Today, The Federal Reserve Indicated they would extend Zero Interest Rates beyond Mid-2013. This Zero Interest Rate Policy (ZIRP) is doing great damage to our economy. Here are a few reasons why:
1. ZIRP punishes savers and forces people to take on additional risk in order to earn needed income. Also, we need savings in order to get investment capital
2. ZRP hurts pension funds and insurance companies who depend on interest income to pay pensioners and cover insurance losses
3. ZIRP distorts prices and encourages malinvestments and new bubbles
4. ZIRP allows banks to make money from the carry-trade (by borrowing from the Federal Reserve at zero and then buying long-term Treasury bonds and capturing the difference in interest) basically risk free. We know the banks need the money.
5. ZIRP is not the way to get consumer spending back to bubble levels because the consumer credit cards are maxed out.
Also, the Federal Reserve is making things even worse with their latest “Twist” program.

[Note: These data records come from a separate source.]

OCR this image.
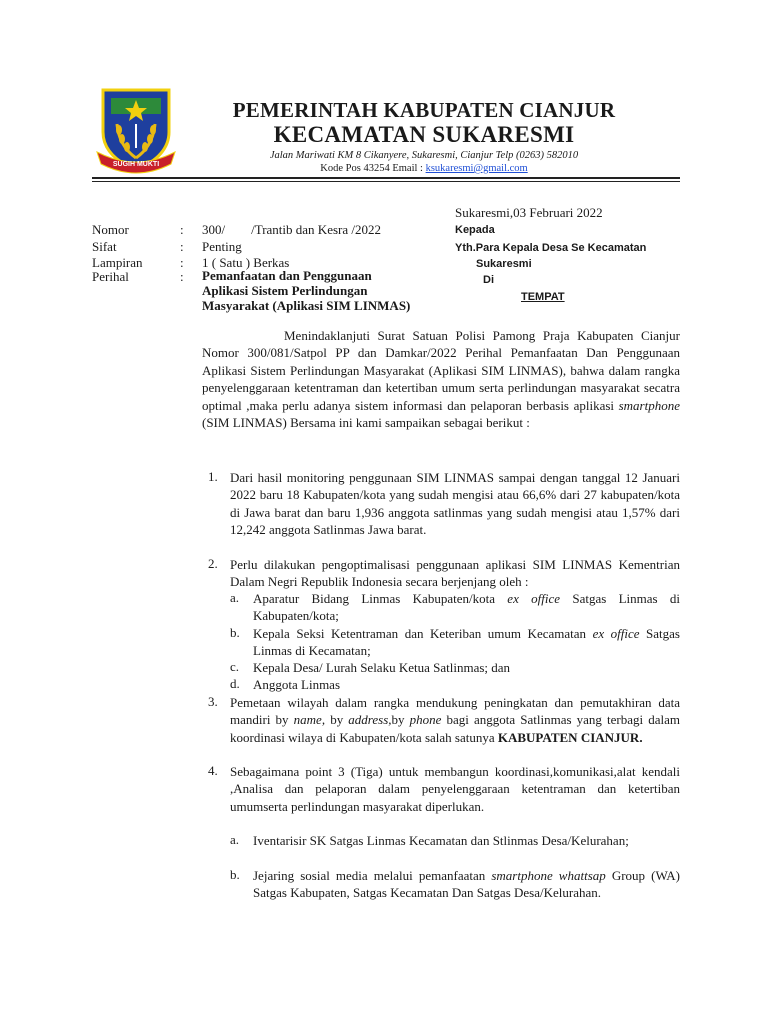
SUGIH MUKTI
PEMERINTAH KABUPATEN CIANJUR
KECAMATAN SUKARESMI
Jalan Mariwati KM 8 Cikanyere, Sukaresmi, Cianjur Telp (0263) 582010
Kode Pos 43254 Email : ksukaresmi@gmail.com
Sukaresmi,03 Februari 2022
Nomor	: 300/        /Trantib dan Kesra /2022
Sifat	: Penting
Lampiran	: 1 ( Satu ) Berkas
Perihal	: Pemanfaatan dan Penggunaan
Aplikasi Sistem Perlindungan
Masyarakat (Aplikasi SIM LINMAS)
Kepada
Yth.Para Kepala Desa Se Kecamatan
Sukaresmi
Di
TEMPAT
Menindaklanjuti Surat Satuan Polisi Pamong Praja Kabupaten Cianjur Nomor 300/081/Satpol PP dan Damkar/2022 Perihal Pemanfaatan Dan Penggunaan Aplikasi Sistem Perlindungan Masyarakat (Aplikasi SIM LINMAS), bahwa dalam rangka penyelenggaraan ketentraman dan ketertiban umum serta perlindungan masyarakat secatra optimal ,maka perlu adanya sistem informasi dan pelaporan berbasis aplikasi smartphone (SIM LINMAS) Bersama ini kami sampaikan sebagai berikut :
1. Dari hasil monitoring penggunaan SIM LINMAS sampai dengan tanggal 12 Januari 2022 baru 18 Kabupaten/kota yang sudah mengisi atau 66,6% dari 27 kabupaten/kota di Jawa barat dan baru 1,936 anggota satlinmas yang sudah mengisi atau 1,57% dari 12,242 anggota Satlinmas Jawa barat.
2. Perlu dilakukan pengoptimalisasi penggunaan aplikasi SIM LINMAS Kementrian Dalam Negri Republik Indonesia secara berjenjang oleh :
a. Aparatur Bidang Linmas Kabupaten/kota ex office Satgas Linmas di Kabupaten/kota;
b. Kepala Seksi Ketentraman dan Keteriban umum Kecamatan ex office Satgas Linmas di Kecamatan;
c. Kepala Desa/ Lurah Selaku Ketua Satlinmas; dan
d. Anggota Linmas
3. Pemetaan wilayah dalam rangka mendukung peningkatan dan pemutakhiran data mandiri by name, by address,by phone bagi anggota Satlinmas yang terbagi dalam koordinasi wilaya di Kabupaten/kota salah satunya KABUPATEN CIANJUR.
4. Sebagaimana point 3 (Tiga) untuk membangun koordinasi,komunikasi,alat kendali ,Analisa dan pelaporan dalam penyelenggaraan ketentraman dan ketertiban umumserta perlindungan masyarakat diperlukan.
a. Iventarisir SK Satgas Linmas Kecamatan dan Stlinmas Desa/Kelurahan;
b. Jejaring sosial media melalui pemanfaatan smartphone whattsap Group (WA) Satgas Kabupaten, Satgas Kecamatan Dan Satgas Desa/Kelurahan.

This program has the Fed selling its short-term bonds (because demand is high due to world turmoil) and buying long-term bonds (10-30 years in maturity.) This is their attempt to drive down long-term interest rates to “help” the housing industry through lower mortgage rates. Someone should tell them that mortgage rates have been low for several years.
An even bigger problem is inflation. America’s $15 trillion in debt is currently financed at very low rates with an average maturity of less than five years. What happens when inflation hits and drives interest rates to the point where we cannot afford to refinance the debt we currently have? Look at the interest rates Europe is paying to get an idea (Greece two year bonds at 200% and Italy’s 10 year bonds at 8%.) Multiply that by $15 on our way to $20 trillion dollars.
What do you think is going to happen when the Federal Reserve stops buying Treasuries (the way they keep the rates down) and lets the market set interest rates based on time preference (how much interest one is willing to pay to buy the product now versus sometime in the future) and risk.
Be aware of what you can do in the current environment and prepare for higher interest rates in the future.